Discussion in 'Sports and News' started by Write-brained, Sep 26, 2007.

  1. http://www.nytimes.com/2007/09/25/business/worldbusiness/25outsource.html?em&ex=1190952000&en=1f7d89ef7b1299ea&ei=5087%0A

    Most of the outsourcing of outsourcing jobs is going to other countries, but some Americans are even getting some of the American jobs that have been outsourced. I guess it's just a matter of time that some rural town in Georgia does work for an Indian company that is outsourcing an American company.

    Crazy.


    ...
    In one project, an American bank wanted a computer system to handle a loan program for Hispanic customers. The system had to work in Spanish. It also had to take into account variables particular to Hispanic clients: many, for instance, remit money to families abroad, which can affect their bank balances. The bank thought a Mexican team would have the right language skills and grasp of cultural nuances.

    But instead of going to a Mexican vendor, or to an American vendor with Mexican operations, the bank retained three dozen engineers at Infosys, which had recently opened shop in Monterrey, Mexico.

    Such is the new outsourcing: A company in the United States pays an Indian vendor 7,000 miles away to supply it with Mexican engineers working 150 miles south of the United States border.

    In Europe, too, companies now hire Infosys to manage back offices in their own backyards. When an American manufacturer, for instance, needed a system to handle bills from multiple vendors supplying its factories in different European countries, it turned to the Indian company. The manufacturer’s different locations scan the invoices and send them to an office of Infosys, where each bill is passed to the right language team. The teams verify the orders and send the payment to the suppliers while logged in to the client’s computer system.

    More than a dozen languages are spoken at the Infosys office, which is in Brno, Czech Republic.

    The American program here in Mysore is meant to keep open that pipeline of diversity.

    Most trainees here have no software knowledge. By teaching novices, Infosys saves money and hopes to attract workers who will turn down better-known companies for the chance to learn a new skill.

    “It’s the equivalent of a bachelor’s in computer science in six months,” said Melissa Adams, a 22-year-old trainee. Ms.
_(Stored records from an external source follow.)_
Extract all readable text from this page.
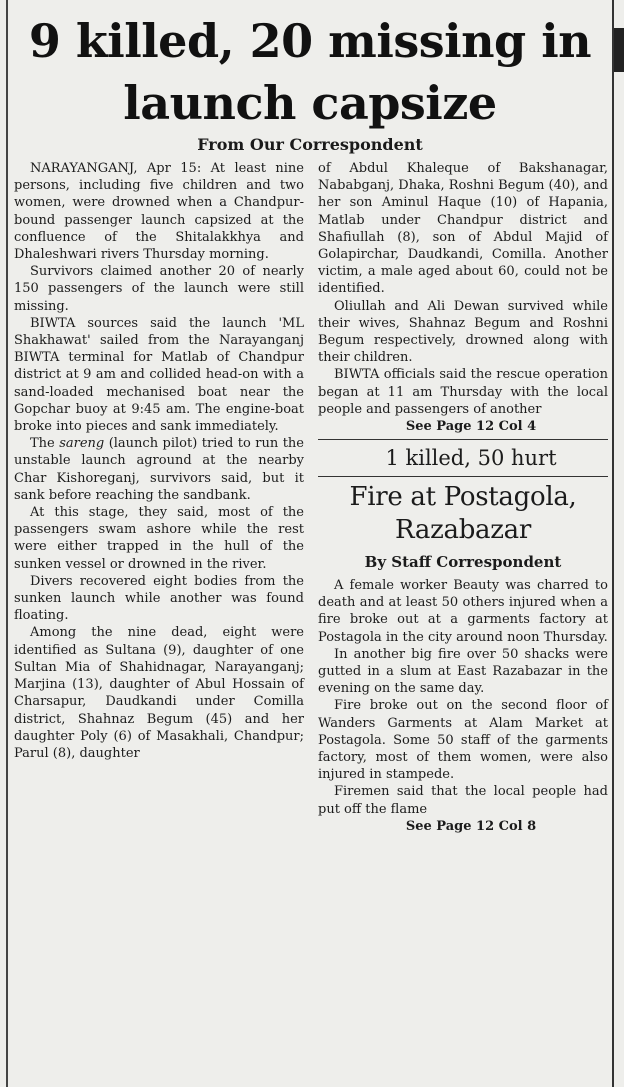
9 killed, 20 missing in launch capsize
From Our Correspondent

NARAYANGANJ, Apr 15: At least nine persons, including five children and two women, were drowned when a Chandpur-bound passenger launch capsized at the confluence of the Shitalakkhya and Dhaleshwari rivers Thursday morning.

Survivors claimed another 20 of nearly 150 passengers of the launch were still missing.

BIWTA sources said the launch 'ML Shakhawat' sailed from the Narayanganj BIWTA terminal for Matlab of Chandpur district at 9 am and collided head-on with a sand-loaded mechanised boat near the Gopchar buoy at 9:45 am. The engine-boat broke into pieces and sank immediately.

The sareng (launch pilot) tried to run the unstable launch aground at the nearby Char Kishoreganj, survivors said, but it sank before reaching the sandbank.

At this stage, they said, most of the passengers swam ashore while the rest were either trapped in the hull of the sunken vessel or drowned in the river.

Divers recovered eight bodies from the sunken launch while another was found floating.

Among the nine dead, eight were identified as Sultana (9), daughter of one Sultan Mia of Shahidnagar, Narayanganj; Marjina (13), daughter of Abul Hossain of Charsapur, Daudkandi under Comilla district, Shahnaz Begum (45) and her daughter Poly (6) of Masakhali, Chandpur; Parul (8), daughter

of Abdul Khaleque of Bakshanagar, Nababganj, Dhaka, Roshni Begum (40), and her son Aminul Haque (10) of Hapania, Matlab under Chandpur district and Shafiullah (8), son of Abdul Majid of Golapirchar, Daudkandi, Comilla. Another victim, a male aged about 60, could not be identified.

Oliullah and Ali Dewan survived while their wives, Shahnaz Begum and Roshni Begum respectively, drowned along with their children.

BIWTA officials said the rescue operation began at 11 am Thursday with the local people and passengers of another

See Page 12 Col 4

1 killed, 50 hurt

Fire at Postagola, Razabazar
By Staff Correspondent

A female worker Beauty was charred to death and at least 50 others injured when a fire broke out at a garments factory at Postagola in the city around noon Thursday.

In another big fire over 50 shacks were gutted in a slum at East Razabazar in the evening on the same day.

Fire broke out on the second floor of Wanders Garments at Alam Market at Postagola. Some 50 staff of the garments factory, most of them women, were also injured in stampede.

Firemen said that the local people had put off the flame

See Page 12 Col 8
Adams graduated last spring from the University of Washington with a business degree, and rejected Google for Infosys.

    And yet, even as outsourcing takes on new directions, old perceptions linger.

    For instance, when Jeff Rand, a 23-year-old American trainee, told his grandmother he was moving to India to work as a software engineer for six months, “she said, ‘Maybe I’ll get to talk to you when I have a problem with my credit card.’ ”

    Said Mr. Rand with a rueful chuckle, “It took me about two or three weeks to explain to my grandma that I was not going to be working in a call center.”